In this unit we will look at the basic language and principles of biomechanics
to help your analysis of movement. These principles applied in practice,
combined with the development of a good "coaching eye", will make you a more
effective coach.
Linear and Rotational Motion
Linear motion is movement along a straight line and rotational motion is
movement about an axis of rotation. In athletics, movement is usually a
combination of linear and rotational motion and is called general motion. A
sprinter's body, for example, has linear motion but the movement is caused by
the rotational motion of the legs. Both forms of motion take place to produce
the general motion of running. A discus thrower uses rotational motion to build
up speed before releasing the discus. He also moves with linear motion from the
back to the front of the throwing circle. This is another example of general
motion.
Velocity and Acceleration
Speed tells us how fast a thing is moving.

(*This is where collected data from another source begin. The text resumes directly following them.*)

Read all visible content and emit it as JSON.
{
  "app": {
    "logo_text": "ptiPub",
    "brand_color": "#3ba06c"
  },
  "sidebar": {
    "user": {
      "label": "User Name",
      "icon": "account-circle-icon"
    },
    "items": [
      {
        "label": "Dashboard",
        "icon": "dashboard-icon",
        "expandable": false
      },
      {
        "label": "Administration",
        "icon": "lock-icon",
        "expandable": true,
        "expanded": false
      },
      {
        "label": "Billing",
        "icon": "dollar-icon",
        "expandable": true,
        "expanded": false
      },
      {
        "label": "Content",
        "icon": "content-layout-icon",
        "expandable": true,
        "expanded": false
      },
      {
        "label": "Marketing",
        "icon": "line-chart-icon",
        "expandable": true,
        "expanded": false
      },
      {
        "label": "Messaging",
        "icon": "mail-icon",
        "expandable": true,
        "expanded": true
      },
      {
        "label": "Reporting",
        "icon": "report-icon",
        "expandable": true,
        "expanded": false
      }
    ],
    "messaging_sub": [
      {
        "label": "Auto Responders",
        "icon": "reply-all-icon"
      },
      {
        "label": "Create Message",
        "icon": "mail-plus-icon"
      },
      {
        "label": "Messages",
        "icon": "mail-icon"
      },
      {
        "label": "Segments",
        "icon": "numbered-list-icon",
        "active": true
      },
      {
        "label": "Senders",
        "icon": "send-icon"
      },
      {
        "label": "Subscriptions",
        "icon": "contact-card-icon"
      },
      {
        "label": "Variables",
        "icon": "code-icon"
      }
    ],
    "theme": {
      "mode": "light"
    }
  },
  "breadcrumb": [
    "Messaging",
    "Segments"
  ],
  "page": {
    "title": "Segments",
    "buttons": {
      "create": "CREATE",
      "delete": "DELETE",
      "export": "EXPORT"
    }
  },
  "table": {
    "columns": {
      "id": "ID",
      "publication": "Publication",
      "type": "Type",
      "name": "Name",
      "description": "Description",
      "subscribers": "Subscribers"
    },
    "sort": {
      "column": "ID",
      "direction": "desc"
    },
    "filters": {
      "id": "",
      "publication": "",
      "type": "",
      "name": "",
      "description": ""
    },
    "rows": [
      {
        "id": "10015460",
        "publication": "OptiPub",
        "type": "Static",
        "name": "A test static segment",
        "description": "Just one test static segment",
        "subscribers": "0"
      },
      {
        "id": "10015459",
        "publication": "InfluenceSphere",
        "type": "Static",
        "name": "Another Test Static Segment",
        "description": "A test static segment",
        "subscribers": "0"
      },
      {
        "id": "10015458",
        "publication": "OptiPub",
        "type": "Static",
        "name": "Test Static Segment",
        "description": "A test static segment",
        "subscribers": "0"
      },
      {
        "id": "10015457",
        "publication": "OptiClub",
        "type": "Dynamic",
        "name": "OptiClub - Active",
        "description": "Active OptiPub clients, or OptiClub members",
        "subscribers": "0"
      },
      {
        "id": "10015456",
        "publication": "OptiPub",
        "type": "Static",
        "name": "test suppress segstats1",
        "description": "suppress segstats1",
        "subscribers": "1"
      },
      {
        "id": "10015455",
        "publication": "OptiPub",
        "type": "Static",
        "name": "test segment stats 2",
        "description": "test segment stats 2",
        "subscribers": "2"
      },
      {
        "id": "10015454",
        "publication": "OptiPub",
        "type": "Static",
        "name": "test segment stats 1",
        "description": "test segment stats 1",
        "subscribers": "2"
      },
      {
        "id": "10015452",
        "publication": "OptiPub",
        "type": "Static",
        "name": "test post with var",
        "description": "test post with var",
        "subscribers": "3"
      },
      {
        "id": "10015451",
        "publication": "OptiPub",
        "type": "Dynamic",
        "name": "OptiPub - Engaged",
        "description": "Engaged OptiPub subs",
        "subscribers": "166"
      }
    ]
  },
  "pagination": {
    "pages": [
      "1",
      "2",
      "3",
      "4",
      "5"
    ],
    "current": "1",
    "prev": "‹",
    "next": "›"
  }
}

This thing may be the human body or a
throwing implement. Velocity tells how fast a thing is moving and in which
direction. A sprinter may cover 100 metres in 10 seconds. His horizontal
velocity is determined by dividing the distance covered by the time taken. In
this example 100 metres divided by 10 seconds gives a velocity of 10 metres per
second.
Athletics has standard distances, so we can compare times to see which athlete
has greater velocity. From experience, we know that an athlete who runs 100
metres in 10 seconds is faster, or has a higher velocity, than an athlete who
takes 12 seconds. An athlete who runs 1500 metres in 3:40 has a higher velocity
than an athlete who runs 4:00.
When you race any distance your velocity changes. At the starting line you are
not moving and have zero velocity. After the gun has fired you gain velocity or
accelerate. Acceleration tells us how fast the velocity of something is
changing. Running acceleration may be to a maximum velocity, as in the 100
metres or to a velocity which is optimal for the event.
An athlete who slows down, loses velocity and is said to be decelerating. If we
look at the speed-time graph for a sprinter we see an initial phase of
acceleration. This is followed by maximal velocity sprinting and finally a phase
of deceleration as the athlete fatigues.
Momentum
Momentum is the quantity of motion a body has and is a product of weight and
velocity. In the human body there can be a transfer of momentum from one body
part to another. In the long jump, for example, the "blocking" of the free leg
when the thigh is parallel to the ground transfers momentum as additional force
to the take-off leg.
Angular momentum is the quantity of angular or rotational motion a body has and
is the product of the moment of inertia and rotational velocity. When a body is
rotating the moment of inertia is proportional to its size. If the arms are bent
in sprinting, for example, their moment of inertia is less than if they are
straight. A rotating body has a given quantity of motion or momentum and any
reduction in the moment of inertia will cause acceleration to an increased
rotational velocity. In sprinting this principle affects arm action and leg
recovery. Any increase in the moment of inertia has the opposite effect of
reducing rotational velocity. This increase of moment of inertia is used in the
different flight techniques of the long jump to slow down forward rotation.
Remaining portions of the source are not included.